Bocados de virtualidad
Uno acostumbra a aprovechar los créditos finales de las películas para asentar los recuerdos de lo recién contemplado. A dejar que la música (o su ausencia) invoque pensamientos, imágenes, sensaciones que atesorar para su eventual capitalización en la siempre proyectada megalópolis interior. Un placer, además, acompañado por la satisfacción de hacer esperar a esa puta calle que reclama mi vuelta insistentemente. Esta, no obstante, se salió con la suya a los pocos segundos de acabar La vida secreta de Walter Mitty, cuando la realidad invadió mi reclusión mental con preocupaciones de las que uno se creía a salvo en la sala de cine.
Al protagonista de la película de Ben Stiller le ocurre algo similar. Walter (interpretado por el propio director) es un tipo con la cabeza en las nubes, sumido en fantasías de las que una y otra vez es despertado bruscamente por el mundo real. Este a su vez cierra el ciclo aportando material para sus sueños: una compañera en la prestigiosa revista donde trabaja (Kristen Wiig) de la que espera el amor y el reconocimiento que no le proporciona la tarea que desempeña, tan importante como invisible.
Lidiar con la realidad no solo ha constituido el gran reto de la generación de Stiller (la de los niños de la Transición aquí), sino particularmente el de la cinefilia educada en la cultura audiovisual de Reagan-Spielberg. Las ensoñaciones de Walter Mitty únicamente se diferencian de las de cualquiera de nosotros en la magnitud de las hazañas que glosan, no en el lenguaje en que se expresan o, aunque nos cueste reconocerlo, en su imposibilidad de materializarse. Si en Un loco a domicilio (The Cable Guy, 1996) Stiller hace una (auto)crítica de este último punto a través de un Jim Carrey cargado de frustración tragicómica, es en Tropic Thunder, ¡una guerra muy perra! (Tropic Thunder, 2008) cuando empieza a interesarse por las limitaciones del lenguaje de dicha cinefilia para definirse uno mismo y sus circunstancias. Como señalaba Roberto Alcover Oti a propósito de su estreno, hay un mundo ahí fuera independientemente de la concepción que tengamos de nosotros mismos, respecto al cual no podemos eludir un posicionamiento.

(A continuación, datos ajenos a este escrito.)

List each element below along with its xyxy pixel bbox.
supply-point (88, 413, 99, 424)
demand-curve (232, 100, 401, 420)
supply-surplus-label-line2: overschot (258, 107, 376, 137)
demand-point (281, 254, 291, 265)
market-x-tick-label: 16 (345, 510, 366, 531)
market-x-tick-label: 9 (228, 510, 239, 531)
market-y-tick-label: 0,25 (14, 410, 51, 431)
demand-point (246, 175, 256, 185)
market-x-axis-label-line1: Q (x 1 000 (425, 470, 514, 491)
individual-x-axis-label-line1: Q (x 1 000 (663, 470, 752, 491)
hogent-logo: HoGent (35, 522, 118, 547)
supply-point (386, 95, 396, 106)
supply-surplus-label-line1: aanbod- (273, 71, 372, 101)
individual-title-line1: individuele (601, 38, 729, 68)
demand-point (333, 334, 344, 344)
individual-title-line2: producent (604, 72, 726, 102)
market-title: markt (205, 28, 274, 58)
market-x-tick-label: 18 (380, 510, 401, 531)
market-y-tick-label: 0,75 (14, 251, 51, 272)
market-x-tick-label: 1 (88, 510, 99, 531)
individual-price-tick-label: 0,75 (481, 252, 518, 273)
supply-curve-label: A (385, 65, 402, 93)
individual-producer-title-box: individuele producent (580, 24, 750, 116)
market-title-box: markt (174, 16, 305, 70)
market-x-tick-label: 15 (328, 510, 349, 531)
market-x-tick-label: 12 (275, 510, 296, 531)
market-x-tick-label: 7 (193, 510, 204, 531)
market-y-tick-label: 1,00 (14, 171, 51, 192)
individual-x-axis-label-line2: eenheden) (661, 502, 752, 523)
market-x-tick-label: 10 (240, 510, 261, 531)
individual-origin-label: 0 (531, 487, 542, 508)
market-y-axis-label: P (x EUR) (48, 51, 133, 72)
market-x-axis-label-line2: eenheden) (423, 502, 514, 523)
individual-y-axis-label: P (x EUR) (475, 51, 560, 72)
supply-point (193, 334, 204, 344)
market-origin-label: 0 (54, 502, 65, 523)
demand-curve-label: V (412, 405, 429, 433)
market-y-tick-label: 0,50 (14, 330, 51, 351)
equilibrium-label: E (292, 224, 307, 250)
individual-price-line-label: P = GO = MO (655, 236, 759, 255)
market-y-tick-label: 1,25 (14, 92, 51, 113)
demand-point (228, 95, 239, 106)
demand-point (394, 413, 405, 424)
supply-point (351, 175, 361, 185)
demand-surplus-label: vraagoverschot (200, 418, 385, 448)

Lo singular del enfoque de Ben Stiller, incluso arriesgado frente a gladiadores morales de nuestros días como Ulrich Seidl o Todd Solondz, es su renuencia a excluir el yo ficcional de dicho compromiso con lo real, apostando en su lugar por la negociación entre ambos. De hecho, su madurez como director consiste en una mayor conciencia de las dificultades de este proceso. Recuérdese la condescendiente Bocados de realidad (Reality Bites, 1994) respecto a las contradicciones de sus protagonistas, incapaces de renunciar a su autoimagen de Generación X-JASP —sublimada en un clímax romántico digno del propio Walter Mitty— pese a los encontronazos con el mundo exterior. En cambio, cuando el de Walter se desmorona y amenaza su estabilidad material, el viaje que emprende no es una fuga más de la realidad (como dictaría el relato original de James Thurber), ni tampoco un abrazo de la misma —en contraste con la versión de 1947 dirigida por Norman Z. McLeod—, sino la transición entre unas fantasías efímeras y quebradizas y una Fantasía adulta capaz de integrar al sujeto y sus problemas. ¿Rendición? La misma que supondría para un ermitaño el descenso desde una cumbre inhóspita y sin oxígeno hasta una altiplanicie fértil, apta para la supervivencia y todavía elevada respecto al orden mundanal.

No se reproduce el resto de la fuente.